The video reveals the drama of the spacecraft’s remaining descent, from the 21.5-metre-wide parachute billowing overhead to gradual it down, to the dusty orange panorama of Jezero gently rocking beneath as Perseverance drifted downwards, to the ultimate moments when the rover’s six corrugated wheels touched down on a flat, rock-studded floor.
This video—the primary of its sort—reveals how Perseverance landed on Mars. Because it whizzes towards the floor, it deploys a parachute, then the sky crane fastidiously lowers the rover to the touchdown web site, kicking up mud and particles within the course of. The footage was captured by a number of cameras mounted on the rover, the sky crane and a shell that protected the rover initially of the descent. Credit score: NASA/JPL-Caltech
“You might be getting a glimpse into what it could be prefer to land efficiently into Jezero Crater with Perseverance,” says Matt Wallace, the mission’s deputy challenge supervisor on the Jet Propulsion Laboratory (JPL) in Pasadena, California. “That is the primary time we’ve been capable of see ourselves—to see our spacecraft—land on the floor of one other planet.”
“These movies are the stuff of our desires,” says Al Chen, an engineer at JPL who heads the entry, descent and touchdown workforce for Perseverance.
From above, NASA’s Mars Reconnaissance Orbiter, which launched in 2005 to check the planet’s geology, photographed the particles from the touchdown—the discarded parachute, warmth defend and different parts—unfold out throughout Jezero.
All methods on board the rover are working as deliberate, says JPL’s Jessica Samuels, the rover’s surface-mission supervisor. Over the weekend, it switched on its high-gain antenna, to speak extra effectively with Earth, and raised a tall mast laden with cameras to survey its environment.
Preliminary photographs taken by the rover’s navigation cameras and stitched collectively right into a 360-degree panorama present the excessive cliffs of an historic river delta within the distance.
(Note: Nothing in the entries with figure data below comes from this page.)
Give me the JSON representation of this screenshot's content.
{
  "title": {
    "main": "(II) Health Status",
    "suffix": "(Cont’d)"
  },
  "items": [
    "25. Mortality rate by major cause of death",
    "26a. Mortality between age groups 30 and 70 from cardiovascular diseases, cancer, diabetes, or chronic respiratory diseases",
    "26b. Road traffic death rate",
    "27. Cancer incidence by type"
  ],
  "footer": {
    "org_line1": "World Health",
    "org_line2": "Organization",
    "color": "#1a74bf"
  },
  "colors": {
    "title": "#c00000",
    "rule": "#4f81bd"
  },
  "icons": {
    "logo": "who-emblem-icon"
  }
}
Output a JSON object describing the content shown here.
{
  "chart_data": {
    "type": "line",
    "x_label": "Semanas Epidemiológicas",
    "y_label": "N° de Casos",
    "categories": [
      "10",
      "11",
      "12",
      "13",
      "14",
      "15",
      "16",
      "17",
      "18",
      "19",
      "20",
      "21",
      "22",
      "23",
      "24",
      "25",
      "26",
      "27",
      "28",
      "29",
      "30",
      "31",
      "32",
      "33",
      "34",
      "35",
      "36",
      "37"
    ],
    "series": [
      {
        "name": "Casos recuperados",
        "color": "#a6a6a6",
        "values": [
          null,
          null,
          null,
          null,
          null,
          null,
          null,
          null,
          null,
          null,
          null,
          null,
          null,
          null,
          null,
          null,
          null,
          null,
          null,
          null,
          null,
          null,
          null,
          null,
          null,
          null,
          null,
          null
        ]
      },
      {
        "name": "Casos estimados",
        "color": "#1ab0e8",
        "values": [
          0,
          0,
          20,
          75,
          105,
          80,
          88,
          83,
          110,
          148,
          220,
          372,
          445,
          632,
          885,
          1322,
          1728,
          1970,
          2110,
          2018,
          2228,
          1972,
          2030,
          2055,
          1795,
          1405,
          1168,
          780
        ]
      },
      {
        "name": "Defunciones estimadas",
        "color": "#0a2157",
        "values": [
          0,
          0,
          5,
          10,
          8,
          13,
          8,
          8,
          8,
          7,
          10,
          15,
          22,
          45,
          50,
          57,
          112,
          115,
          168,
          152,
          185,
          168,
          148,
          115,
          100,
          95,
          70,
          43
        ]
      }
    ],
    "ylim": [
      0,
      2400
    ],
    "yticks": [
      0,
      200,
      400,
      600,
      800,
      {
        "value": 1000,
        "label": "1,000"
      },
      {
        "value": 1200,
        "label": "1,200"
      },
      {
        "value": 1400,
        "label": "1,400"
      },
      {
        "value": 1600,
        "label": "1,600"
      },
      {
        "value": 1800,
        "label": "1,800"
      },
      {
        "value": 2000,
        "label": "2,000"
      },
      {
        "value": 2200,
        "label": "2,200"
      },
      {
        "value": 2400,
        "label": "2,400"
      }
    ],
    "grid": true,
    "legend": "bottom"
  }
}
That delta is the reason NASA sent Perseverance to Jezero, as a result of the rocks would possibly include proof of fossilized microbial life from greater than 3.5 billion years in the past. Perseverance is at the moment about 2 kilometres away from the delta.
The rocks on the floor close to the touchdown web site are available a number of varieties, from small, light-coloured ones studded with holes near the rover, to bigger, darker-coloured variations farther away. “We’re noticing the totally different colors that we see, and textures and tones,” says Ken Williford of JPL, the mission’s deputy challenge scientist. Group geologists will research the rocks additional to know how they fashioned, together with whether or not the holes within the ones close by fashioned when gasoline burbled out of molten lava. That can enable scientists to piece collectively the geological historical past of the realm.
A microphone on board Perseverance has also captured the sound of a 5-metre-per-second wind gust on the floor. It’s the first audio ever recorded on Mars, aside from seismic alerts from NASA’s InSight lander which have been translated into audio.
Within the coming days, Perseverance will straighten up its wheels and do a brief drive, earlier than unfolding and testing its robotic arm, which is laden with scientific devices. Over the approaching months and years, the rover will drive many kilometres, drilling into several types of rock and gathering samples of them. Future missions are deliberate to retrieve these specimens and convey them again to Earth, no sooner than 2031, for the first-ever pattern return from Mars.